Heat put on response to distress calls

Kate Bastians
The West Australian Updated August 14, 2012, 2:44 am

A boat with 65 asylum seekers believed to have sunk six weeks ago was one of three to go missing without trace on the way to Australia in the past three years.

The report by the asylum-seeker expert panel said more than 100 Hazara asylum seekers were presumed drowned when their boat went missing in October 2009 and 97 Iraqis on a boat lost in November 2010.

It said about 964 asylum seekers on 12 boats either died or were presumed drowned in incidents between October 2001 and June.

But the death toll is closer to 1030 given the panel's chief Angus Houston acknowledged the 65 who disappeared after their boat left Indonesia on June 28, as revealed in _The Weekend West _, were not in the report's count.

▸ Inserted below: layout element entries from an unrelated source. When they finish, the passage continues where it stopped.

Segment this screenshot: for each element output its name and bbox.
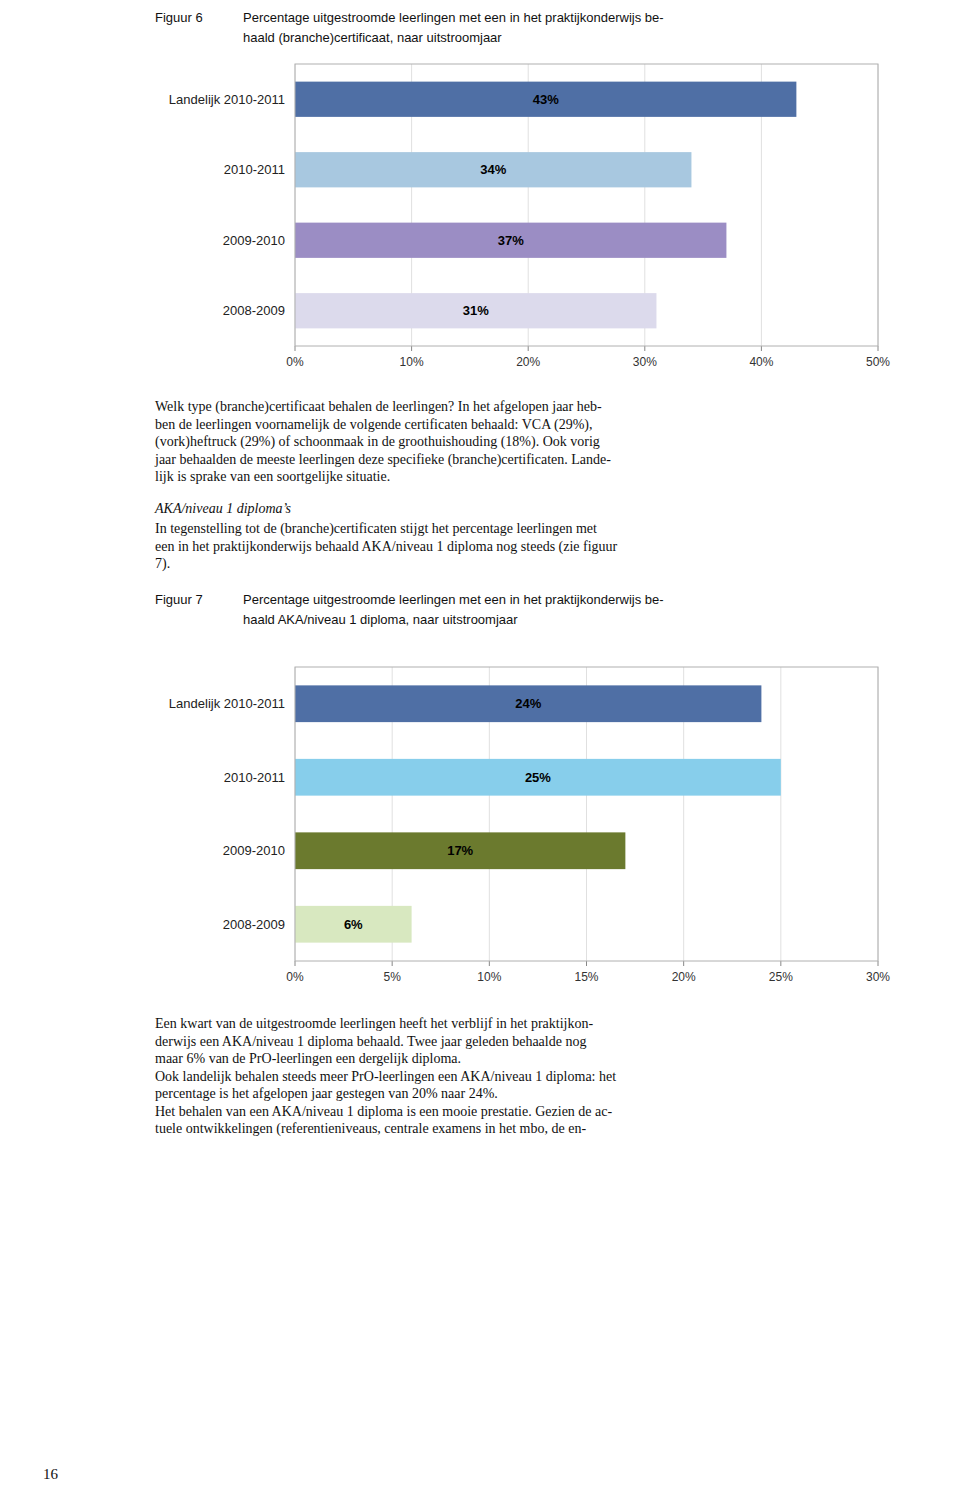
tick-label: 15% <box>574 970 598 984</box>
plot-frame <box>295 667 878 961</box>
chart-subtitle: Percentage uitgestroomde leerlingen met … <box>243 8 664 48</box>
tick-label: 20% <box>672 970 696 984</box>
data-label: 6% <box>344 917 363 932</box>
text-line: tuele ontwikkelingen (referentieniveaus,… <box>155 1120 586 1138</box>
bar-chart: 0% 10% 20% 30% 40% 50% 43% 34% 37% 31% Landelijk 2… <box>155 52 902 380</box>
text-line: 7). <box>155 555 170 573</box>
category-label: 2009-2010 <box>223 843 285 858</box>
page-number: 16 <box>43 1466 58 1484</box>
category-label: 2009-2010 <box>223 233 285 248</box>
text-line: maar 6% van de PrO-leerlingen een dergel… <box>155 1050 461 1068</box>
bar-chart: 0% 5% 10% 15% 20% 25% 30% 24% 25% 17% 6% Landelijk … <box>155 655 902 995</box>
figure-number: Figuur 7 <box>155 590 203 610</box>
text-line: ben de leerlingen voornamelijk de volgen… <box>155 416 592 434</box>
text-line: derwijs een AKA/niveau 1 diploma behaald… <box>155 1033 586 1051</box>
tick-label: 30% <box>866 970 890 984</box>
bar <box>295 832 625 869</box>
tick-label: 20% <box>516 355 540 369</box>
bar <box>295 759 781 796</box>
tick-mark <box>780 961 781 966</box>
tick-mark <box>295 346 296 351</box>
text-line: een in het praktijkonderwijs behaald AKA… <box>155 538 617 556</box>
data-label: 24% <box>515 696 541 711</box>
tick-mark <box>411 346 412 351</box>
data-label: 34% <box>480 162 506 177</box>
data-label: 17% <box>447 843 473 858</box>
bar <box>295 685 761 722</box>
text-line: Het behalen van een AKA/niveau 1 diploma… <box>155 1103 612 1121</box>
tick-mark <box>489 961 490 966</box>
data-label: 43% <box>533 92 559 107</box>
text-line: percentage is het afgelopen jaar gestege… <box>155 1085 498 1103</box>
tick-mark <box>295 961 296 966</box>
figure-number: Figuur 6 <box>155 8 203 28</box>
data-labels: 43% 34% 37% 31% <box>463 92 559 319</box>
tick-mark <box>878 961 879 966</box>
tick-label: 0% <box>286 970 304 984</box>
section-heading: AKA/niveau 1 diploma’s <box>155 500 291 518</box>
category-label: 2008-2009 <box>223 917 285 932</box>
tick-mark <box>683 961 684 966</box>
plot-background <box>295 64 878 346</box>
text-line: Welk type (branche)certificaat behalen d… <box>155 398 602 416</box>
tick-label: 0% <box>286 355 304 369</box>
grid-line <box>780 667 781 961</box>
tick-mark <box>878 346 879 351</box>
tick-mark <box>761 346 762 351</box>
tick-mark <box>392 961 393 966</box>
text-line: (vork)heftruck (29%) of schoonmaak in de… <box>155 433 600 451</box>
bar <box>295 293 656 328</box>
data-label: 37% <box>498 233 524 248</box>
bars <box>295 685 781 942</box>
bars <box>295 82 796 329</box>
category-label: Landelijk 2010-2011 <box>169 696 285 711</box>
plot-background <box>295 667 878 961</box>
text-line: In tegenstelling tot de (branche)certifi… <box>155 520 597 538</box>
tick-mark <box>528 346 529 351</box>
category-label: 2008-2009 <box>223 303 285 318</box>
tick-label: 10% <box>400 355 424 369</box>
tick-mark <box>586 961 587 966</box>
text-line: Ook landelijk behalen steeds meer PrO-le… <box>155 1068 616 1086</box>
plot-frame <box>295 64 878 346</box>
bar <box>295 82 796 117</box>
text-line: jaar behaalden de meeste leerlingen deze… <box>155 451 611 469</box>
tick-label: 10% <box>477 970 501 984</box>
data-label: 25% <box>525 770 551 785</box>
category-label: 2010-2011 <box>224 770 285 785</box>
data-labels: 24% 25% 17% 6% <box>344 696 551 932</box>
tick-label: 25% <box>769 970 793 984</box>
text-line: lijk is sprake van een soortgelijke situ… <box>155 468 390 486</box>
category-label: 2010-2011 <box>224 162 285 177</box>
category-label: Landelijk 2010-2011 <box>169 92 285 107</box>
tick-label: 5% <box>383 970 401 984</box>
data-label: 31% <box>463 303 489 318</box>
bar <box>295 152 691 187</box>
tick-label: 30% <box>633 355 657 369</box>
page: {"chart_data": [ {"type": "bar", "orient… <box>0 0 960 1507</box>
bar <box>295 223 726 258</box>
tick-label: 40% <box>749 355 773 369</box>
tick-mark <box>644 346 645 351</box>
bar <box>295 906 412 943</box>
chart-subtitle: Percentage uitgestroomde leerlingen met … <box>243 590 664 630</box>
text-line: Een kwart van de uitgestroomde leerlinge… <box>155 1015 593 1033</box>
tick-label: 50% <box>866 355 890 369</box>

Author and former Australian ambassador Tony Kevin highlights the losses in his new book Reluctant Rescuers, in which he criticises Customs and Border Protection for its "tardy and inefficient responses" to the boats.

Citing answers to questions at a Senate estimates committee, Kevin wrote about how it took customs officials 3? hours to begin a search after they learnt that a boat which left Indonesia on October 2, 2009, was in distress.

The log revealed that Customs had information from the Australian Embassy in Jakarta about noon "that the vessel was 100km from Christmas Island and taking on water". But Customs did not pass on the co-ordinates to search agency the Australian Maritime Safety Authority until 3.33pm.

Documents Fairfax journalist Natalie O'Brien uncovered show that when the Indonesian navy reached the site three hours later, nothing was found.

Kevin also wrote about Federal Government unwillingness to disclose what it knew about the boat.

A Customs and Border Protection spokesman refused to say whether authorities were aware of, or made any contact with, the latest boat to go missing and stressed authorities did not "recklessly and wilfully endanger the lives of those in peril on the sea".

Refugee advocates have renewed calls for an inquiry into Customs' responses to boats, including one which capsized on June 21, claiming 90 lives. The Maritime Safety Authority took a distress call from the boat two days earlier but directed it to return to Indonesia.